Resonanz in Dantes Divina Commedia
• Dante nimmt dieses biblische Motiv mehrfach auf, besonders in der Divina Commedia, wo die Schlange zu einem archetypischen Symbol des dämonischen Willens wird.
• Am deutlichsten wird die Verbindung in Inferno XXV, wo die Diebe in der Hölle von Schlangen gepeinigt und verwandelt werden. Die Schlangen sind hier nicht nur Folterinstrument, sondern symbolisieren die List und die sich ständig wandelnde, betrügerische Natur der Sünde. Besonders eindrücklich beschreibt Dante, wie ein Dieb von einer Schlange gebissen wird, sich mit ihr verschmilzt und seine menschliche Form verliert – eine groteske Parodie auf die Menschwerdung, die Umkehrung der göttlichen Inkarnation.
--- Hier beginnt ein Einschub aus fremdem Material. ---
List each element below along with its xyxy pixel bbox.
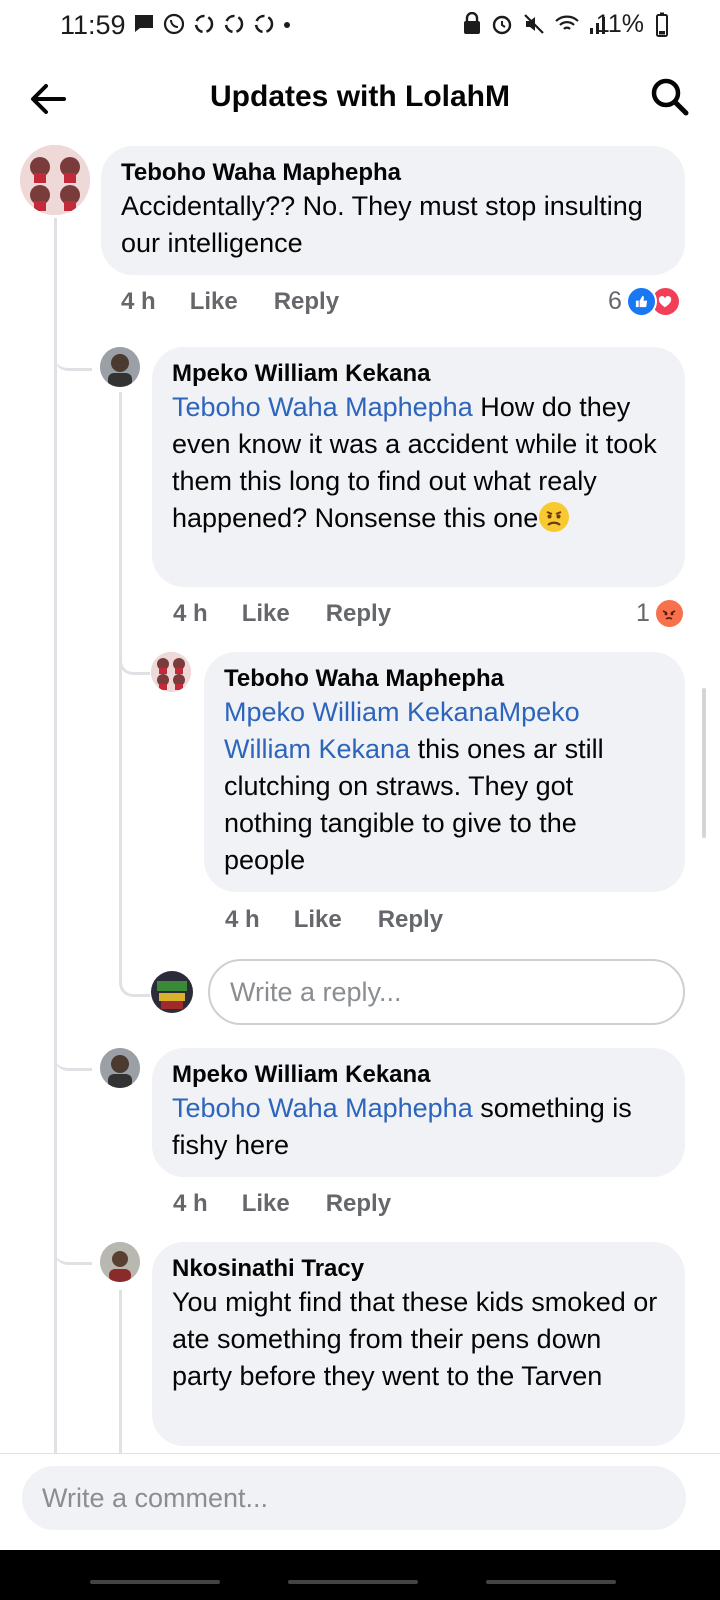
thread-connector	[119, 648, 150, 675]
chat-bubble-icon	[135, 15, 153, 32]
like-button[interactable]: Like	[242, 1190, 290, 1218]
whatsapp-icon	[163, 13, 185, 35]
nav-recent-button[interactable]	[90, 1580, 220, 1584]
comment-text: Teboho Waha Maphepha something is fishy …	[172, 1093, 632, 1160]
avatar[interactable]	[151, 652, 191, 692]
avatar[interactable]	[20, 145, 90, 215]
avatar[interactable]	[100, 1048, 140, 1088]
divider	[0, 1453, 720, 1454]
scrollbar[interactable]	[702, 688, 706, 838]
wifi-icon	[555, 15, 579, 30]
comment-author[interactable]: Teboho Waha Maphepha	[121, 158, 665, 188]
thread-connector	[119, 970, 150, 997]
mute-icon	[524, 14, 544, 34]
comment-actions: 4 h Like Reply	[225, 906, 443, 934]
comment-actions: 4 h Like Reply	[173, 600, 391, 628]
comment-text: Mpeko William KekanaMpeko William Kekana…	[224, 697, 604, 875]
app-header: Updates with LolahM	[0, 60, 720, 136]
reply-button[interactable]: Reply	[326, 1190, 391, 1218]
thread-line-main	[54, 218, 57, 1454]
mention-link[interactable]: Teboho Waha Maphepha	[172, 392, 473, 422]
current-user-avatar	[151, 971, 193, 1013]
lock-icon	[464, 12, 480, 34]
angry-reaction-icon	[653, 598, 685, 629]
thread-connector	[54, 1236, 92, 1265]
status-bar: 11:59 11%	[0, 0, 720, 52]
comment-actions: 4 h Like Reply	[173, 1190, 391, 1218]
like-button[interactable]: Like	[294, 906, 342, 934]
reply-input[interactable]: Write a reply...	[208, 959, 685, 1025]
comment-bubble: Mpeko William Kekana Teboho Waha Mapheph…	[152, 1048, 685, 1177]
thread-line-nested	[119, 1290, 122, 1454]
reply-button[interactable]: Reply	[378, 906, 443, 934]
comment-time[interactable]: 4 h	[225, 906, 260, 934]
recycle-icon	[194, 14, 214, 34]
like-reaction-icon	[625, 286, 657, 317]
comment-time[interactable]: 4 h	[173, 1190, 208, 1218]
system-nav-bar	[0, 1550, 720, 1600]
avatar[interactable]	[100, 347, 140, 387]
reaction-count: 6	[608, 287, 622, 315]
reaction-summary[interactable]: 6	[608, 286, 681, 317]
page-title: Updates with LolahM	[210, 80, 510, 113]
comment-actions: 4 h Like Reply	[121, 288, 339, 316]
search-icon[interactable]	[648, 75, 692, 119]
frowning-face-emoji-icon	[539, 502, 570, 532]
alarm-icon	[492, 15, 512, 35]
thread-connector	[54, 1042, 92, 1071]
dot-icon	[284, 22, 290, 28]
recycle-icon	[254, 14, 274, 34]
comment-author[interactable]: Nkosinathi Tracy	[172, 1254, 665, 1284]
nav-back-button[interactable]	[486, 1580, 616, 1584]
comment-input[interactable]: Write a comment...	[22, 1466, 686, 1530]
thread-connector	[54, 340, 92, 371]
thread-line-nested	[119, 392, 122, 982]
comment-bubble: Teboho Waha Maphepha Mpeko William Kekan…	[204, 652, 685, 892]
comment-text: You might find that these kids smoked or…	[172, 1287, 658, 1391]
reaction-count: 1	[636, 599, 650, 627]
notification-icons	[132, 12, 292, 36]
battery-level: 11%	[595, 10, 644, 38]
like-button[interactable]: Like	[242, 600, 290, 628]
reply-button[interactable]: Reply	[326, 600, 391, 628]
comment-bubble: Teboho Waha Maphepha Accidentally?? No. …	[101, 146, 685, 275]
comment-bubble: Mpeko William Kekana Teboho Waha Mapheph…	[152, 347, 685, 587]
status-time: 11:59	[60, 10, 126, 40]
recycle-icon	[224, 14, 244, 34]
comment-text: Accidentally?? No. They must stop insult…	[121, 191, 643, 258]
comment-author[interactable]: Mpeko William Kekana	[172, 1060, 665, 1090]
nav-home-button[interactable]	[288, 1580, 418, 1584]
avatar[interactable]	[100, 1242, 140, 1282]
comment-author[interactable]: Teboho Waha Maphepha	[224, 664, 665, 694]
comment-bubble: Nkosinathi Tracy You might find that the…	[152, 1242, 685, 1446]
like-button[interactable]: Like	[190, 288, 238, 316]
comment-time[interactable]: 4 h	[173, 600, 208, 628]
mention-link[interactable]: Teboho Waha Maphepha	[172, 1093, 473, 1123]
battery-icon	[656, 12, 668, 37]
comment-time[interactable]: 4 h	[121, 288, 156, 316]
comment-text: Teboho Waha Maphepha How do they even kn…	[172, 392, 657, 533]
reaction-summary[interactable]: 1	[636, 598, 685, 629]
comment-author[interactable]: Mpeko William Kekana	[172, 359, 665, 389]
reply-button[interactable]: Reply	[274, 288, 339, 316]
system-icons	[462, 12, 608, 36]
• Die Höllenlandschaft ist von Reptilien und Schlangen durchzogen – ein visuelles Echo auf die Verfluchung der Schlange in Genesis 3,14. Diese Tiere leben auf dem Bauch, in der Nähe des Staubs, und verweisen symbolisch auf die Bodenhaftung, das Körperliche, das Tierhafte – all das, was in Dantes kosmologischer Ordnung der göttlichen Vernunft entgegengesetzt ist.
• Darüber hinaus erscheint Luzifer selbst im tiefsten Kreis der Hölle als eine Art Mischung aus Tier, Mensch und Dämon – mit einem Tierleib, der an die "entäußerte" Schlange erinnert. Das Herabgestürztsein, die Fixierung im Eis, ist eine radikale Form jener Erniedrigung, die bereits in Genesis 3,14 angedeutet wird.
Schlussbemerkung
Genesis 3,14 markiert den Beginn einer langen theologischen und literarischen Geschichte der Schlange als Gegenfigur zur göttlichen Ordnung. In der Divina Commedia wird diese Symbolik ausdifferenziert: Die Schlange ist nicht nur Tier, sondern Ausdruck eines Wesenszustands – der Sünde als Verzerrung der göttlichen Idee. Dante bleibt dem mittelalterlichen Denken verpflichtet, das die Bibel als geschlossene Weltordnung las, in der jedes Detail Resonanz hat. Die Schlange auf dem Bauch ist ein Sinnbild für das unaufhörliche Streben nach Irdischem – ein Streben, das letztlich ins Leere führt.